Issue with savings_account interest_rate test

Problems

  • The current test for SavingsAccount.interest_rate is written to expect a fixed value of 0.5 for balances less than 1000. This contradicts the exercise specification which emphasizes an interest rate of 0.5% ~ 0.005.

Posible solution

  • Kindly change the expected value to 0.5% ~ 0.005 of the balance for balances less than 1000.

Thank you

Where do you see it emphasize a delta? Are you referring to the unit test? Those are there to handle any rounding issues. The instruction say 5% and that is what you’re expected to implement.
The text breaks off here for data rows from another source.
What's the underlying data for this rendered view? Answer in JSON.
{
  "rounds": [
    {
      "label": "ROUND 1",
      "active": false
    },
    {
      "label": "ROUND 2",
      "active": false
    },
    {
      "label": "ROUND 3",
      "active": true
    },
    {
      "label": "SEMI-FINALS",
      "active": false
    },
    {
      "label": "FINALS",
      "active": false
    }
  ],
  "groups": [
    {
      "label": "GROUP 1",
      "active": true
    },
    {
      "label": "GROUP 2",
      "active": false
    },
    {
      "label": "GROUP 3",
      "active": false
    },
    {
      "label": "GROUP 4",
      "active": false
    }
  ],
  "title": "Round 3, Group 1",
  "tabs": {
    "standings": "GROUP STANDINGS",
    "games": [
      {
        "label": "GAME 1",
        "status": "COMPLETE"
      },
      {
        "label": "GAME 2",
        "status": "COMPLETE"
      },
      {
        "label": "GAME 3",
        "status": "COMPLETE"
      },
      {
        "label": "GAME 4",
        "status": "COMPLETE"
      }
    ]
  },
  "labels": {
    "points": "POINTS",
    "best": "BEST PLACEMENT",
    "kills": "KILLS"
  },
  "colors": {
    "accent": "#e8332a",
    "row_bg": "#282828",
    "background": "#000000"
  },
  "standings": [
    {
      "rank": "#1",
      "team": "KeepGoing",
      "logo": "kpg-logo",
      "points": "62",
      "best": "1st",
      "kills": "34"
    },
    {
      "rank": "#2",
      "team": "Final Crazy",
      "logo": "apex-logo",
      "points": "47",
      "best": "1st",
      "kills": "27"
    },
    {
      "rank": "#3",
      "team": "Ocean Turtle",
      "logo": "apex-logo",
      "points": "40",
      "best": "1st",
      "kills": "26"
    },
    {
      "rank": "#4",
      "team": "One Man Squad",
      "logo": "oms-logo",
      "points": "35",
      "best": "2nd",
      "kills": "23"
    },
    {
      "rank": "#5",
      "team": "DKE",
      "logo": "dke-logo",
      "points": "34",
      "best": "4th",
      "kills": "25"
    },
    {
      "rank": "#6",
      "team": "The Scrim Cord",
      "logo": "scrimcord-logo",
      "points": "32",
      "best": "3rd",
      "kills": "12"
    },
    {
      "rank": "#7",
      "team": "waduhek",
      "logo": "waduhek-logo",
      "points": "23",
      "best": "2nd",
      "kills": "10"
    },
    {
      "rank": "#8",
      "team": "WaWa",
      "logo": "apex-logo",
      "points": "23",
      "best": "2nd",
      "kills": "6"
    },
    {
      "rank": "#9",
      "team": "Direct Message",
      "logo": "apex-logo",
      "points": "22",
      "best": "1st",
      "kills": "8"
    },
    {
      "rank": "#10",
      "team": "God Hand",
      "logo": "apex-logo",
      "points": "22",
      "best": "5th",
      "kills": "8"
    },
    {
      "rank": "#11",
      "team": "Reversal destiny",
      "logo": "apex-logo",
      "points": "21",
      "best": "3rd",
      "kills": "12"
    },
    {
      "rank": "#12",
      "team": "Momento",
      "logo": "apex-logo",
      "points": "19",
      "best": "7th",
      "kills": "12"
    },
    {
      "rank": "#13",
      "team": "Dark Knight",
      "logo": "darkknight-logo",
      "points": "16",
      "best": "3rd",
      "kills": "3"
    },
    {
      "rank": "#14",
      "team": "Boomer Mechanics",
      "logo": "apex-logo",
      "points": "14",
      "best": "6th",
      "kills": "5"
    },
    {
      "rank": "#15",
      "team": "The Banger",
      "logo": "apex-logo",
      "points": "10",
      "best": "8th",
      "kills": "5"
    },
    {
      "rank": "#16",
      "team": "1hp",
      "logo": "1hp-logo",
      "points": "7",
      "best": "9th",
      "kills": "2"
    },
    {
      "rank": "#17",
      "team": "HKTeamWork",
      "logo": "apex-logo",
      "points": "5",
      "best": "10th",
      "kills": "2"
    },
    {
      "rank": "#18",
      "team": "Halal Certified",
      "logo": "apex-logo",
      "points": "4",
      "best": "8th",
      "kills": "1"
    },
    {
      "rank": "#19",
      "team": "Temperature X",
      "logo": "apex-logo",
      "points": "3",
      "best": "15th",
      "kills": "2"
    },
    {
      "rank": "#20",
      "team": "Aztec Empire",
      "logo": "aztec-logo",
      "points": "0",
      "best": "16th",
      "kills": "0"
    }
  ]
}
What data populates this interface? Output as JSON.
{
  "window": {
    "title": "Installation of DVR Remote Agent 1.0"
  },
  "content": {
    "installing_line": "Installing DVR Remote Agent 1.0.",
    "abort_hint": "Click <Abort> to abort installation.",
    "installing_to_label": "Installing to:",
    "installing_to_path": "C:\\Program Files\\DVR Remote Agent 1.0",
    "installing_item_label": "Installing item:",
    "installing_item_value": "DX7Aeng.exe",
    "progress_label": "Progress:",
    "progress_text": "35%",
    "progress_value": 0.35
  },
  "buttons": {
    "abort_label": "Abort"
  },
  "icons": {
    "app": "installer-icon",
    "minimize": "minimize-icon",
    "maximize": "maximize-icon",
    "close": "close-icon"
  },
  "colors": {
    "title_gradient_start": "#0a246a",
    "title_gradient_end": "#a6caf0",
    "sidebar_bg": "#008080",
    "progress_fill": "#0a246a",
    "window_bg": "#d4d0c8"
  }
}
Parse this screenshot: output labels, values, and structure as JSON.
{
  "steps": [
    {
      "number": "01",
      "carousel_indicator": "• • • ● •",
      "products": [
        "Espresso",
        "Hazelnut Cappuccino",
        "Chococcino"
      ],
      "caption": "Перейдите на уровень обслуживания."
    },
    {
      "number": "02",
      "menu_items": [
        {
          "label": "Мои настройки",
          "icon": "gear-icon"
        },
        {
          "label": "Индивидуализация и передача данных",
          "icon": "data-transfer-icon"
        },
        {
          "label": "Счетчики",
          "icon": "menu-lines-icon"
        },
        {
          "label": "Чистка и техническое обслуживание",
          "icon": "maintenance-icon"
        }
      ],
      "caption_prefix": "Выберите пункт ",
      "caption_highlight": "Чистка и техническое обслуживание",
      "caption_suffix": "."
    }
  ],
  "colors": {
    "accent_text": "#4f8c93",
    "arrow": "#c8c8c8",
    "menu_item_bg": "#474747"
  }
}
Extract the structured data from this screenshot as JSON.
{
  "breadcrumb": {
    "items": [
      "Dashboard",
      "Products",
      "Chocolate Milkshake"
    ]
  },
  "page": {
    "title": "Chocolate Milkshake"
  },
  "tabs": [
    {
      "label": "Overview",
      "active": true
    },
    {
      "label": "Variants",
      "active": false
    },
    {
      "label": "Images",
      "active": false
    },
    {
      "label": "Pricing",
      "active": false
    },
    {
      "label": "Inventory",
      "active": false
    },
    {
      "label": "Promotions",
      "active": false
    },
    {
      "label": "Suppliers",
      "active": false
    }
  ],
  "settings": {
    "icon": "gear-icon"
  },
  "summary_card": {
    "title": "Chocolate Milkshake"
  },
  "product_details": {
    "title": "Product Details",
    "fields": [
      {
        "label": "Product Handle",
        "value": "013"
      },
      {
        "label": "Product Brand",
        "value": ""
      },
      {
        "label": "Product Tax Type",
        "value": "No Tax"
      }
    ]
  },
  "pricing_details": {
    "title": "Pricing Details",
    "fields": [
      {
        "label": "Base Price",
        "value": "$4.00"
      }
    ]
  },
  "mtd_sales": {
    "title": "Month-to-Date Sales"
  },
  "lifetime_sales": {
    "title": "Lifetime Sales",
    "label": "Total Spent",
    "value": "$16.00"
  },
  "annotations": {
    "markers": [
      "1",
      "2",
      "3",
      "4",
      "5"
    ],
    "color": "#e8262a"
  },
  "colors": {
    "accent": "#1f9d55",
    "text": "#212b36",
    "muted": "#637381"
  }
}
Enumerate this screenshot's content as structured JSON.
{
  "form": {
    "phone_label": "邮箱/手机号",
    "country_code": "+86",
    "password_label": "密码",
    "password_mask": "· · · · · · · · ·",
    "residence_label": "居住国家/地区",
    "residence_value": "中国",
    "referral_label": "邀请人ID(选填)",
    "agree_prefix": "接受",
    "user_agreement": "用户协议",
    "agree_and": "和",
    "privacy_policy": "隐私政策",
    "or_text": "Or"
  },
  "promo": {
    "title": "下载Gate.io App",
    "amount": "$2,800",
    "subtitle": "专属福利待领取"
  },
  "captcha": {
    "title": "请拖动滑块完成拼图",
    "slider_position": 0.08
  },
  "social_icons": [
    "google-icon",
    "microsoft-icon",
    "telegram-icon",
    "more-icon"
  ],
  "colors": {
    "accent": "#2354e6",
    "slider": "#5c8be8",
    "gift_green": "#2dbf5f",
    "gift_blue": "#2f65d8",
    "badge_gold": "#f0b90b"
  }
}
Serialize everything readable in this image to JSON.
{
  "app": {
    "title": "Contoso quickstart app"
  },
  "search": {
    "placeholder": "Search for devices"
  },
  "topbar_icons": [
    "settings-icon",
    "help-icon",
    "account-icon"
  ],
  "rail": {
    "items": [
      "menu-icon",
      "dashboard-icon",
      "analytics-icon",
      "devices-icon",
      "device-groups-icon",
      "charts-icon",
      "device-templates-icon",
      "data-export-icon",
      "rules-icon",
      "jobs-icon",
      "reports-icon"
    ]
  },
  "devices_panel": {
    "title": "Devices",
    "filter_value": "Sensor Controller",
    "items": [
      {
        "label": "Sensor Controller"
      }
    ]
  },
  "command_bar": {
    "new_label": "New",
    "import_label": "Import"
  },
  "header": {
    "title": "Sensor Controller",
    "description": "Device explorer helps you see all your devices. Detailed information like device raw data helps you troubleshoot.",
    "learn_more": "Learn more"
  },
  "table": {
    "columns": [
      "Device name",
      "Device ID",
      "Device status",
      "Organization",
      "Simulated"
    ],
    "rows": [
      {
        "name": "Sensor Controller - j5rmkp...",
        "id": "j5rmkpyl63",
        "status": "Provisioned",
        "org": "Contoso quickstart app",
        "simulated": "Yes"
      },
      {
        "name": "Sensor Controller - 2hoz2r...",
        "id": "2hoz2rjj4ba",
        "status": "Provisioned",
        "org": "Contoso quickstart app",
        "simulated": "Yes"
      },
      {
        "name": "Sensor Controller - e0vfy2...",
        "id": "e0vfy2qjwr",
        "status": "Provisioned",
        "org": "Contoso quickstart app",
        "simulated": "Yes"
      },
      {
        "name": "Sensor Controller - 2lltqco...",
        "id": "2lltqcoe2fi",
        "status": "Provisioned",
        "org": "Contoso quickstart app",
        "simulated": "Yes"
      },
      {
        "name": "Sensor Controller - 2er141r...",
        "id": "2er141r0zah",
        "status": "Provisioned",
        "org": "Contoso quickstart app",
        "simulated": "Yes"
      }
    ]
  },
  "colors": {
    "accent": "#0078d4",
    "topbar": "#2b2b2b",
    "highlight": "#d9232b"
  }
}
If you implement that, the tests should pass fine.

0.5% for a non-negative balance less than 1000 dollars.

I am refering to the unit test actually.
The test is expecting

SavingsAccount.interest_rate(200.75)
#=> 0.5

Meanwhile the instruction you quoted states 0.5% which is 0.005. So the test is ignoring the percentage in the interest_rate method however, expects the implementation of the percentage in the remaing two methods.

If I want to know my annual earnings, I need to multiply my rate by my balance. (rate * balance) and if the rate is 0.5 instead of 0.005 for less than 1000 dollars, my anual earning will be wrong.

0.5% is 0.5 (percent) or 0.005/year or 0.04%/month, etc. There are many ways to represent the interest rate. The documentation is showing that interest_rate is meant to return the interest rate as the percent-per-year value, i.e. it expects the function to return the value 0.5 when the interest rate is 0.5% per year.

How this value is used in other functions is part of implementing other functions. You may need to divide the rate by 100 for it to be useful. It might arguably be more useful if the function returned 0.5% as 0.005. But that’s a design choice and this exercise is explicitly designed this way. Is this the best design? Is this how I’d design this function in a production library? Maybe not. Is there any inconsistencies in this exercise where the tests and instructions out not aligned? I don’t see any inconsistencies. Am I missing something somewhere?

@IsaacG, I understand your arguement and I appreciate it.